6.10 Unable to connect to OPSWAT Product instances that have enabled HTTPS mode
Term |
Detail |
Problem |
OPSWAT Central Management cannot connect to OPSWAT Product instances that have enabled HTTPS mode. |
Cause |
The certificates for the domains that the OPSWAT Product instances belong to have not been added to OPSWAT Central Management's trust store. |
Troubleshooting |
Testing connection returns the error "Peer certificate cannot be authenticated with given CA certificate". |
Solution |
Ensure that the domains are trusted hosts for OPSWAT Central Management. |
When adding a new OPSWAT Product instance that has enabled HTTPS mode, it's possible to encounter an error as shown in the below image.
One possible cause is that the domain that the instance belong to is listed as a trusted host, such as because of missing certificates. To add certificates to OPSWAT Central Management's trust store, please follow the below guidelines
-
Locate the root certificate file (.crt) for the product instance.
-
From an elevated command-line interface, enter the command:
-
For Windows
"%JRE_HOME%\bin\keytool" -importcert -keystore "%JRE_HOME%\lib\security\cacerts" -storepass <password> -alias "<alias> -file "<rootCA.crt path>"
Example:
"%JRE_HOME%\bin\keytool" -importcert -keystore "%JRE_HOME%\lib\security\cacerts" -storepass changeit -alias "ocmCA" -file "C:\Users\admin\Downloads\ocm.crt"
-
For RHEL
"$JRE_HOME/bin/keytool" -importcert -keystore "$JRE_HOME/lib/security/cacerts" -storepass <password> -alias "<alias> -file "<rootCA.crt path>"
Example:
"$JRE_HOME/bin/keytool" -importcert -keystore "$JRE_HOME/lib/security/cacerts" -storepass changeit -alias "ocmCA" -file "/etc/somewhere/ocm.crt"
The host machine should have the JRE_HOME (or JAVA_HOME if OPSWAT Central Management is using JDK) environment variable already set so the command can work properly.

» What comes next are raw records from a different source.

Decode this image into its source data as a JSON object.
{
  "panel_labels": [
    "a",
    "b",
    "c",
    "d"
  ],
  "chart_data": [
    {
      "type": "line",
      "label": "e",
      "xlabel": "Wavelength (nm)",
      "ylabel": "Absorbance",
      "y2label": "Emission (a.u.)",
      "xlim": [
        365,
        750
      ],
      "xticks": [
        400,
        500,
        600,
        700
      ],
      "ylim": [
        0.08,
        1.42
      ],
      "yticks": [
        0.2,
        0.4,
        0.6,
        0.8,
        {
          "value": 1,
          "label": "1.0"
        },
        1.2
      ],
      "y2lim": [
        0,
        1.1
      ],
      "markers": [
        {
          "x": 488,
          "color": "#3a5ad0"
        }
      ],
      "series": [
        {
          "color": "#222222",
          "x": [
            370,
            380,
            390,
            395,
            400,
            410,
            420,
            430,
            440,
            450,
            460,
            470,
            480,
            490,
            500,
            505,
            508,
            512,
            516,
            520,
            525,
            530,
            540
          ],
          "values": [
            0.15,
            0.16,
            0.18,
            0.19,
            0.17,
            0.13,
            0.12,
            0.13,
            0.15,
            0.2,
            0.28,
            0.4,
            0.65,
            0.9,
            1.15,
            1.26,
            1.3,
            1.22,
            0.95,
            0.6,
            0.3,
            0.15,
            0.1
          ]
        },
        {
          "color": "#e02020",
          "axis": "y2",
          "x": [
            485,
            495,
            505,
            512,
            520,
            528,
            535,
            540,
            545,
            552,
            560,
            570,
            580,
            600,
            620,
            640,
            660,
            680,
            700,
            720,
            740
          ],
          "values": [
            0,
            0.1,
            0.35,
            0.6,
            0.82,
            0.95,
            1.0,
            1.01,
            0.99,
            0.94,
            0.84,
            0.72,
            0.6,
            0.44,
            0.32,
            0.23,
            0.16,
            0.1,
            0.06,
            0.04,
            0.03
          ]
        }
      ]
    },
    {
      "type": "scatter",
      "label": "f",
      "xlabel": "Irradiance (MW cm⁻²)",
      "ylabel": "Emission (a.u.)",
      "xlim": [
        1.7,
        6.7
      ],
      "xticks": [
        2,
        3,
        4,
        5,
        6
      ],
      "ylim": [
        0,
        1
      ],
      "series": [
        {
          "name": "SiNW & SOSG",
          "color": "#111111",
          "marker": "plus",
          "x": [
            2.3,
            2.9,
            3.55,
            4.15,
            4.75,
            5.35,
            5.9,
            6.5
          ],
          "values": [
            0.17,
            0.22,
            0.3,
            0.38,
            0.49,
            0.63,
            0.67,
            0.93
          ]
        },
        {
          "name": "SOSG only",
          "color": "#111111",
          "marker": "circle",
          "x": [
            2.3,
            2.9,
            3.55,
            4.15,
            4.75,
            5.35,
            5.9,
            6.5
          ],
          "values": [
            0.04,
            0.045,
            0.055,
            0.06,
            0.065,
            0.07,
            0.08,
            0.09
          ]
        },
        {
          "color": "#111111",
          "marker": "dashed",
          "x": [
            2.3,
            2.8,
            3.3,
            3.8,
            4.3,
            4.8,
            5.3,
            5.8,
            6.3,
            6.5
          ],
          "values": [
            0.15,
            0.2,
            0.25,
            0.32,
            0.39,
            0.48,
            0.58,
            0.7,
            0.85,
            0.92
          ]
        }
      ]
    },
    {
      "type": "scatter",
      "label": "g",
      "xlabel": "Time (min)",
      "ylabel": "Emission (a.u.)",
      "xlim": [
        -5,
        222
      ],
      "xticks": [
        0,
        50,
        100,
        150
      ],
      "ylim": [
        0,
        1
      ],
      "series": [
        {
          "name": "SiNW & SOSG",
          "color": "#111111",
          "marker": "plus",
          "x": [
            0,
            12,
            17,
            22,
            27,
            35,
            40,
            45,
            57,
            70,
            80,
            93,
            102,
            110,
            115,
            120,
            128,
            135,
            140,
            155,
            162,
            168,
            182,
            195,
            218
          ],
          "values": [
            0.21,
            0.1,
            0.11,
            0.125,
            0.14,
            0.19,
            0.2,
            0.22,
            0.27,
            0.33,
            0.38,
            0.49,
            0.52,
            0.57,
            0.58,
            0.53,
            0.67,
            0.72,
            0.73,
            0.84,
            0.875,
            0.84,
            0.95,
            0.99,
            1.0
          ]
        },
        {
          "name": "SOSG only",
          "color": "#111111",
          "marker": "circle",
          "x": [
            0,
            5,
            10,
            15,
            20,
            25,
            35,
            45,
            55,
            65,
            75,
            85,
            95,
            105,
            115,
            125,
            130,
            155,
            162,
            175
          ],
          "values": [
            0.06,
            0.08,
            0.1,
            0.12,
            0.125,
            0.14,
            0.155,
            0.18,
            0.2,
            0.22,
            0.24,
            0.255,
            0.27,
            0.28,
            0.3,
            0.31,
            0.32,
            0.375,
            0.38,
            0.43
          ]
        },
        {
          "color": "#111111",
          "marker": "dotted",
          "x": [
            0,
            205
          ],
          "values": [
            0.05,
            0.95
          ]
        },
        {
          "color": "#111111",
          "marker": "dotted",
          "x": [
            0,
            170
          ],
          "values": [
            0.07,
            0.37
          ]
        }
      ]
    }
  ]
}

Replace the following fields with the correct information.
-
<password>: The keystore's password
-
<alias>: The certificate's alias.
-
<rootCA.crt path>: The path to the product instance's root certificate file.
-
-
-
Restart OPSWAT Central Management for the changes to take effect.
Another cause is that the certificates may be invalid if they have already been added. In this case, please verify that the certificates are valid and add them again if necessary.